Redfield highlights a noticeable paradigm shift when MSF moved from being a bystander to becoming actively engaged in HIV/AIDS work. Between 2002 and 2004, patient numbers increased drastically from only 1,500 in ten countries to 13,000 in 25 countries. By the end of the decade, over 160,000 HIV/AIDs patients were under MSF’s care worldwide. Providing long-term monitoring and care for such a large number of individuals while being dependent on monetary and in-kind donations poses a huge challenge and raises worries related to all kinds of ‘what ifs’: ‘What if… funding is cut… medications run out… access to countries is not granted…?’ At the same time, ethical questions emerge concerning ‘why HIV/AIDS and not TB, malaria or mental health?’ or ‘what about other neglected diseases? Does the focus on HIV/AIDS push them even further to the margins?’ Neither the ‘what ifs’ nor the ethical questions allow for easy answers, but both force humanitarian aid workers to keep on their toes and reflect on their involvement in the humanitarian field.

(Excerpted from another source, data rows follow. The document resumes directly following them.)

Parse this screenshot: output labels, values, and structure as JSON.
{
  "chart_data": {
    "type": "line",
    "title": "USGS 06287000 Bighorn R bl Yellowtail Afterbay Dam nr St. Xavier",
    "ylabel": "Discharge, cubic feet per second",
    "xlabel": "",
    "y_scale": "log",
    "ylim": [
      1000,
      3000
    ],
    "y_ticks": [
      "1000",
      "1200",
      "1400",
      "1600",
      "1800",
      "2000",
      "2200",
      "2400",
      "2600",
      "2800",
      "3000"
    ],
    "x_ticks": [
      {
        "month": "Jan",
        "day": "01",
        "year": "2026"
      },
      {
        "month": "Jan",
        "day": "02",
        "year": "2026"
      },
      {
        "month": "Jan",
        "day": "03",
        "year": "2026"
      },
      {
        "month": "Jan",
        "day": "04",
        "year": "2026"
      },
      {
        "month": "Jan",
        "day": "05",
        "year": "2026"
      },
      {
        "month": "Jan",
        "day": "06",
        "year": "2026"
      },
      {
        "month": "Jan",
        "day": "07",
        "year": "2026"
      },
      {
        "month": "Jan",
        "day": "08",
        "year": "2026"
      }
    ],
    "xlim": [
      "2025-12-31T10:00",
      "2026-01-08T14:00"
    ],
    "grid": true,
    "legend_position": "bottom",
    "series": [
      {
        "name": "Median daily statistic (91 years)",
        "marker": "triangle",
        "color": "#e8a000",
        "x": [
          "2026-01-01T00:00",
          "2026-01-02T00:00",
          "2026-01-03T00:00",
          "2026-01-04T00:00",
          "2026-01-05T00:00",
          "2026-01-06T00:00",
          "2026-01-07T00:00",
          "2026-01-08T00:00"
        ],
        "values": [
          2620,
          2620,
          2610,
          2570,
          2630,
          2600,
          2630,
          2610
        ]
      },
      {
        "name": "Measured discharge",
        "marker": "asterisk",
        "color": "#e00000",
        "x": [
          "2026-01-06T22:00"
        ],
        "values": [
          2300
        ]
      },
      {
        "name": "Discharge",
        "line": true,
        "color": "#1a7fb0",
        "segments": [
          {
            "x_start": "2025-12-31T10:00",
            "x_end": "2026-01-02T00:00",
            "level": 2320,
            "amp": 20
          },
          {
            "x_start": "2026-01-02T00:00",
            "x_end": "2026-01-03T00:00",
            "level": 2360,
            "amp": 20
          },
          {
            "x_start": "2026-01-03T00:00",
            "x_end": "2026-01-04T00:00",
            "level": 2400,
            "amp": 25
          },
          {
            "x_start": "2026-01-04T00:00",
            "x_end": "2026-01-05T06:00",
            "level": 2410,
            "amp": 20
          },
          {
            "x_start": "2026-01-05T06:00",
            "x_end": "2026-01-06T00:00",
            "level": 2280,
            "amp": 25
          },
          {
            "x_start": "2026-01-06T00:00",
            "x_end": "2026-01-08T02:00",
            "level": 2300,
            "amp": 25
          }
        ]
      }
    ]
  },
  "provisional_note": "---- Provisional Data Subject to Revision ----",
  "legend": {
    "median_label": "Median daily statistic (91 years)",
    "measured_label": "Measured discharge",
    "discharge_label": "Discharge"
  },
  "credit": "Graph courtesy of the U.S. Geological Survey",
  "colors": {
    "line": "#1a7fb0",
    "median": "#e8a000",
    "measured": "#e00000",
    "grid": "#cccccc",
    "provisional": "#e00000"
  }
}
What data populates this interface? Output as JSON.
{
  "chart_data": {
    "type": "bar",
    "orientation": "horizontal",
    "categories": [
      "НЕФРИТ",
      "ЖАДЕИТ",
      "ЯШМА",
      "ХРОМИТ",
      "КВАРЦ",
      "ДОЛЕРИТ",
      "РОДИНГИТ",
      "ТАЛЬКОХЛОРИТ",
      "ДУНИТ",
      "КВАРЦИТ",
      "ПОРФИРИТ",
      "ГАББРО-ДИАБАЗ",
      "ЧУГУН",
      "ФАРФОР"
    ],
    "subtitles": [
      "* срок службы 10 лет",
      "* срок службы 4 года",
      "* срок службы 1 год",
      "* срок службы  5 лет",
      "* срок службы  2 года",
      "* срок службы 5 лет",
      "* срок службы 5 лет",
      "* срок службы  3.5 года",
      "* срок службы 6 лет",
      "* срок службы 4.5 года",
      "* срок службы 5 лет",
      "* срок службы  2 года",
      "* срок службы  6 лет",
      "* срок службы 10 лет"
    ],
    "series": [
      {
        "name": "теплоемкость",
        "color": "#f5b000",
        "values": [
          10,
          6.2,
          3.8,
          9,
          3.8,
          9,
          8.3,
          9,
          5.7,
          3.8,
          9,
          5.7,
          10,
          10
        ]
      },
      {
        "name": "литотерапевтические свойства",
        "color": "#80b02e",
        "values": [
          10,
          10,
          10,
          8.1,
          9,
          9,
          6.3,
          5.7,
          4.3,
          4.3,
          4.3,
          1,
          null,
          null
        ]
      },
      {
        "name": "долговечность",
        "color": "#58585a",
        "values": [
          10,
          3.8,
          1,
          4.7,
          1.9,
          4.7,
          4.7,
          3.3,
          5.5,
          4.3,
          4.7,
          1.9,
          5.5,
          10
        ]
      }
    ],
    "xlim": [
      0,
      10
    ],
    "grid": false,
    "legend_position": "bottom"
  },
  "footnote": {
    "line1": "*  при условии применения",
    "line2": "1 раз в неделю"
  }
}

However, the question remains: how is it possible to work day in day out, as if caught in a treadmill, always intervening but never really solving any problem? How is it possible to remain optimistic and keep trying despite all odds? As Redfield points out, MSF can’t boast many stories with “happy endings” and yet, it clearly saves lives, or in the words of a coordinator, “we have to accept that we’re not fixing anything, just working on something and moving all the time”.
Redfield’s ethnography of MSF gripped me for several reasons. He compellingly discusses the grey areas and often incommensurable-seeming realities that shape the humanitarian space without dissolving them into a neatly-fitting overarching explanatory model. Instead, by treating the in-between domains of not-success/not-failure with great care and respect Redfield opens up a space for more than intellectual meanderings, but for actual learning. He offers an exciting and educational journey through the beliefs and practices of the humanitarian organization, the strategies and spontaneous gut reactions through which its members shape and reshape it at different times and places, and its situatedness in and influence on very particular locales as well as the more elusive global arena. The book is an immense achievement. I would recommend it to academics and students as well as those working in the humanitarian arena who grapple with the complex linkages between crises, human suffering, and medical aid and broader questions related to ethics, morality, and doubtful hope.
Hanna Kienzler is a Lecturer in the Department of Social Science, Health & Medicine (SSHM) at King’s College London and has a long-standing academic interest in the field of global health, in connection with organised violence, ethnic conflict, and complex emergencies, and their mental health outcomes. Within this broad field of inquiry, she is particularly interested in the social determinants of health and illness, gender based violence, trauma, PTSD, local idioms of distress, resilience, and local forms of healing as well as in the growing field of human rights and humanitarian and clinical interventions. She conducts research in Kosovo, Palestine, and Nepal.